The ‘Appledore IV’ returns for historic sailing tours on the Detroit River

click to enlarge The Appledore IV. - Courtesy photo
Courtesy photo
The Appledore IV.

Detroit History Tours announced the return of its legendary boat tours on the eighty-five-foot-long tall schooner, the Appledore IV, following the cancelation of last year's boat season due to the COVID-19 pandemic.

The Appledore IV will sail from Bay City to the Port of Detroit on May 8, and tours are scheduled to go from May 13-30 and again in Sept. 10-27.

Detroit History Tours was founded in 2015 by Bailey Sisoy-Moore, providing fun and educational walking and bus tours throughout Detroit ever since. “In 2016 we brought the boat down from Bay City for what ended up being two weekends,” Sisoy-Moore says. “From that year to this year, we have added more weeks in Detroit each year.” The boat is owned and operated by nonprofit BaySail.

Detroit History Tours is offering four different types of sailing experiences this year: History Under Sail, Great Lakes Ecology and Knot Tying, Mariners Songs and Sea Shanties, and last but certainly not least, the Stargazing Sail.

“On all of the tours, guests are welcome at the captain’s invitation, to BYOB,” Sisoy-Moore says. “Everyone can bring their own drinks and snacks, but we do ask no glass containers or bottles. In addition to that we provide Vernors, diet Vernors, bottled water, Better Made chips, and a homemade sailor’s dessert, which is an oatmeal hand pie.”

The History Under Sail tour, updated from the previous years’ experience, is a three-hour long tour jam packed with stories and the history of the Detroit River.
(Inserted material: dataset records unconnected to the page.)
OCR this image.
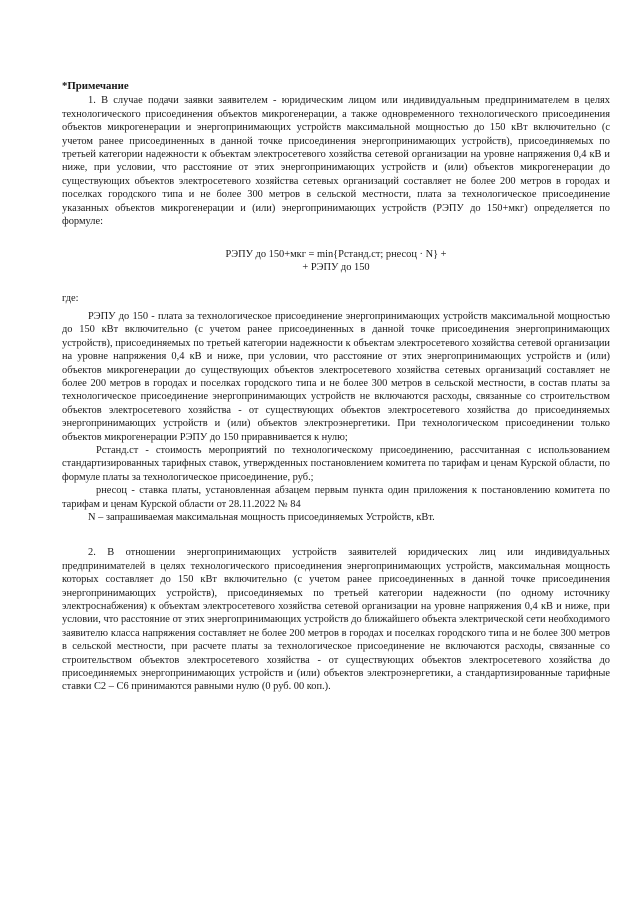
*Примечание

1. В случае подачи заявки заявителем - юридическим лицом или индивидуальным предпринимателем в целях технологического присоединения объектов микрогенерации, а также одновременного технологического присоединения объектов микрогенерации и энергопринимающих устройств максимальной мощностью до 150 кВт включительно (с учетом ранее присоединенных в данной точке присоединения энергопринимающих устройств), присоединяемых по третьей категории надежности к объектам электросетевого хозяйства сетевой организации на уровне напряжения 0,4 кВ и ниже, при условии, что расстояние от этих энергопринимающих устройств и (или) объектов микрогенерации до существующих объектов электросетевого хозяйства сетевых организаций составляет не более 200 метров в городах и поселках городского типа и не более 300 метров в сельской местности, плата за технологическое присоединение указанных объектов микрогенерации и (или) энергопринимающих устройств (РЭПУ до 150+мкг) определяется по формуле:

РЭПУ до 150+мкг = min{Pстанд.ст; pнесоц · N} +
+ РЭПУ до 150

где:

РЭПУ до 150 - плата за технологическое присоединение энергопринимающих устройств максимальной мощностью до 150 кВт включительно (с учетом ранее присоединенных в данной точке присоединения энергопринимающих устройств), присоединяемых по третьей категории надежности к объектам электросетевого хозяйства сетевой организации на уровне напряжения 0,4 кВ и ниже, при условии, что расстояние от этих энергопринимающих устройств и (или) объектов микрогенерации до существующих объектов электросетевого хозяйства сетевых организаций составляет не более 200 метров в городах и поселках городского типа и не более 300 метров в сельской местности, в состав платы за технологическое присоединение энергопринимающих устройств не включаются расходы, связанные со строительством объектов электросетевого хозяйства - от существующих объектов электросетевого хозяйства до присоединяемых энергопринимающих устройств и (или) объектов электроэнергетики. При технологическом присоединении только объектов микрогенерации РЭПУ до 150 приравнивается к нулю;

Pстанд.ст - стоимость мероприятий по технологическому присоединению, рассчитанная с использованием стандартизированных тарифных ставок, утвержденных постановлением комитета по тарифам и ценам Курской области, по формуле платы за технологическое присоединение, руб.;

pнесоц - ставка платы, установленная абзацем первым пункта один приложения к постановлению комитета по тарифам и ценам Курской области от 28.11.2022 № 84

N – запрашиваемая максимальная мощность присоединяемых Устройств, кВт.

2. В отношении энергопринимающих устройств заявителей юридических лиц или индивидуальных предпринимателей в целях технологического присоединения энергопринимающих устройств, максимальная мощность которых составляет до 150 кВт включительно (с учетом ранее присоединенных в данной точке присоединения энергопринимающих устройств), присоединяемых по третьей категории надежности (по одному источнику электроснабжения) к объектам электросетевого хозяйства сетевой организации на уровне напряжения 0,4 кВ и ниже, при условии, что расстояние от этих энергопринимающих устройств до ближайшего объекта электрической сети необходимого заявителю класса напряжения составляет не более 200 метров в городах и поселках городского типа и не более 300 метров в сельской местности, при расчете платы за технологическое присоединение не включаются расходы, связанные со строительством объектов электросетевого хозяйства - от существующих объектов электросетевого хозяйства до присоединяемых энергопринимающих устройств и (или) объектов электроэнергетики, а стандартизированные тарифные ставки С2 – С6 принимаются равными нулю (0 руб. 00 коп.).
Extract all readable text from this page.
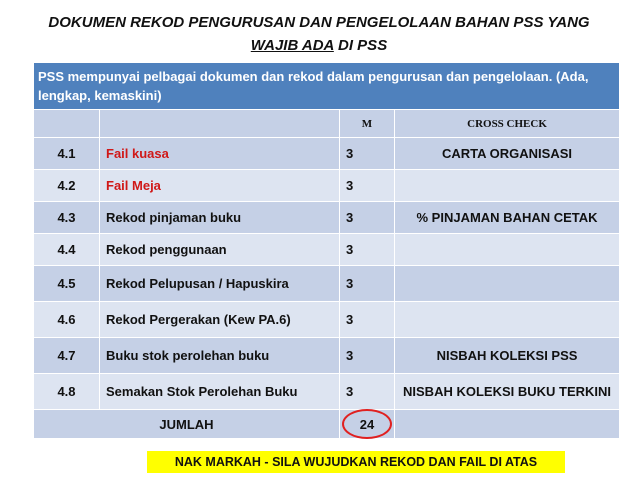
DOKUMEN REKOD PENGURUSAN DAN PENGELOLAAN BAHAN PSS YANG
WAJIB ADA DI PSS
PSS mempunyai pelbagai dokumen dan rekod dalam pengurusan dan pengelolaan. (Ada, lengkap, kemaskini)			
		M	CROSS CHECK
4.1	Fail kuasa	3	CARTA ORGANISASI
4.2	Fail Meja	3	
4.3	Rekod pinjaman buku	3	% PINJAMAN BAHAN CETAK
4.4	Rekod penggunaan	3	
4.5	Rekod Pelupusan / Hapuskira	3	
4.6	Rekod Pergerakan (Kew PA.6)	3	
4.7	Buku stok perolehan buku	3	NISBAH KOLEKSI PSS
4.8	Semakan Stok Perolehan Buku	3	NISBAH KOLEKSI BUKU TERKINI
JUMLAH		24	
NAK MARKAH - SILA WUJUDKAN REKOD DAN FAIL DI ATAS
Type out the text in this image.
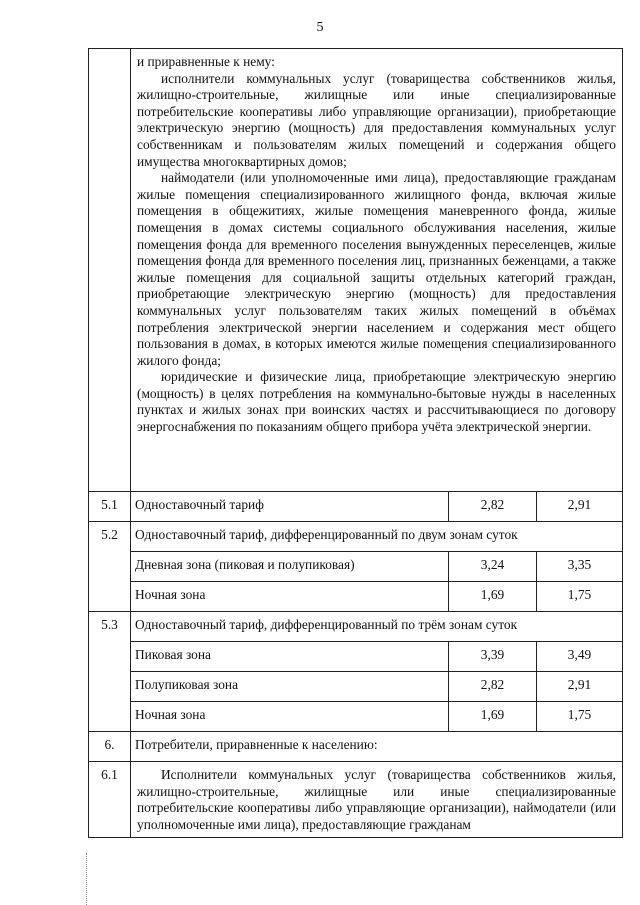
5

	и приравненные к нему:

исполнители коммунальных услуг (товарищества собственников жилья, жилищно-строительные, жилищные или иные специализированные потребительские кооперативы либо управляющие организации), приобретающие электрическую энергию (мощность) для предоставления коммунальных услуг собственникам и пользователям жилых помещений и содержания общего имущества многоквартирных домов;

наймодатели (или уполномоченные ими лица), предоставляющие гражданам жилые помещения специализированного жилищного фонда, включая жилые помещения в общежитиях, жилые помещения маневренного фонда, жилые помещения в домах системы социального обслуживания населения, жилые помещения фонда для временного поселения вынужденных переселенцев, жилые помещения фонда для временного поселения лиц, признанных беженцами, а также жилые помещения для социальной защиты отдельных категорий граждан, приобретающие электрическую энергию (мощность) для предоставления коммунальных услуг пользователям таких жилых помещений в объёмах потребления электрической энергии населением и содержания мест общего пользования в домах, в которых имеются жилые помещения специализированного жилого фонда;

юридические и физические лица, приобретающие электрическую энергию (мощность) в целях потребления на коммунально-бытовые нужды в населенных пунктах и жилых зонах при воинских частях и рассчитывающиеся по договору энергоснабжения по показаниям общего прибора учёта электрической энергии.		

5.1	Одноставочный тариф	2,82	2,91
5.2	Одноставочный тариф, дифференцированный по двум зонам суток		
	Дневная зона (пиковая и полупиковая)	3,24	3,35
	Ночная зона	1,69	1,75
5.3	Одноставочный тариф, дифференцированный по трём зонам суток		
	Пиковая зона	3,39	3,49
	Полупиковая зона	2,82	2,91
	Ночная зона	1,69	1,75
6.	Потребители, приравненные к населению:		
6.1	Исполнители коммунальных услуг (товарищества собственников жилья, жилищно-строительные, жилищные или иные специализированные потребительские кооперативы либо управляющие организации), наймодатели (или уполномоченные ими лица), предоставляющие гражданам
According to the tour website, “You will depart from the Port of Detroit and sail up the river and under the Ambassador Bridge as our award-winning guides share the stories of the city's skyscrapers, the wars for control of the river, and the secret hiding spots of mischief makers.”

Next on the list is the Great Lakes Ecology and Knot Tying tour, a new addition to the tours this year that is a three-hour sail down the river. “Together with your historian and ecologist you’ll learn the history of tall ships on Michigan waters and what’s swimming, slithering, crawling, and flying around the Detroit River,” the Detroit History Tours website says.

“The crew will do knot tying with the guests so they can learn some common sailor knots,” Sisoy-Moore says. “They are also going to help raise the sails and a few lucky guests will help steer the ship with the captain.”

Sisoy-Moore says Mariners Songs and Sea Shanties is by far the most popular tour being offered this year, featuring the award-winning musician Vadriel King during a three-hour sail.

Sisoy-Moore says the tour is, “An intimate experience, with only 30 guests on board, where the guests can open their bottle of wine or pop their beers and enjoy their snacks while they are regaled to the history of sea shanties and mariner songs.”

As some readers may know — well those of you who are TikTok users — sea shanties became very popular on the app during the COVID-19 pandemic.

“Have you ever had something that you were super nerdy about and thought you were the only one, and then you all of a sudden stumble into the fandom and you’re like, ‘Oh my god there’s other people?’ I feel like that’s what happened with sea shanties on TikTok,” Sisoy-Moore says.

Sisoy-Moore explains that although sea shanties have been around for a long time, they have certainly changed over the years.

“Sea shanties generally refer to hauling songs and what that means is when you’re raising a mast on a ship you do it to a rhythm,” Sisoy-Moore says. “A lot of sea shanties are rhythm songs and were a way for an entire crew to know the timing of the maneuvers for these large vessels. From those hauling songs came a variety of different songs like the ones we have on the Great Lakes. A lot of them originate with the early African American sailing songs. Their music then got mixed in with what had been heavily Irish, English, and Scottish sea shanties.”

click to enlarge The Appledore IV against the Detroit skyline. - Courtesy photo
Courtesy photo
The Appledore IV against the Detroit skyline.

Finally, there’s the Stargazing Sail, a two-hour sail from 10 p.m.-midnight, where guests spend an evening under the stars along the beautifully lit Detroit skyline.

“You’ll hear stories of smuggling, prohibition, and romance of Detroiters past, and learn to tie a ‘Lovers Knot,’” the website explains. “Whether you’re single, coupled, or spending an evening with friends, we hope you'll stay up late to join us for a midnight toast to the city that Marvin Gaye said, ‘turned out to be heaven’ beneath the heavens.”

“The tour also includes chocolate, because of course we should have Sander’s chocolate late at night under the stars,” Sisoy-Moore says.

The ship will be sanitized in between tours and all guests must comply with federal, state, and city COVID-19 restrictions in place at the time of their sailing, Sisoy-Moore says.

Tickets range from $72-$92 per person and can be purchased online at, but tours are filling up quickly so Sisoy-Moore says to make sure to move fast. If you do miss this round of tours, Detroit History Tours and the Appledore IV will be back in September.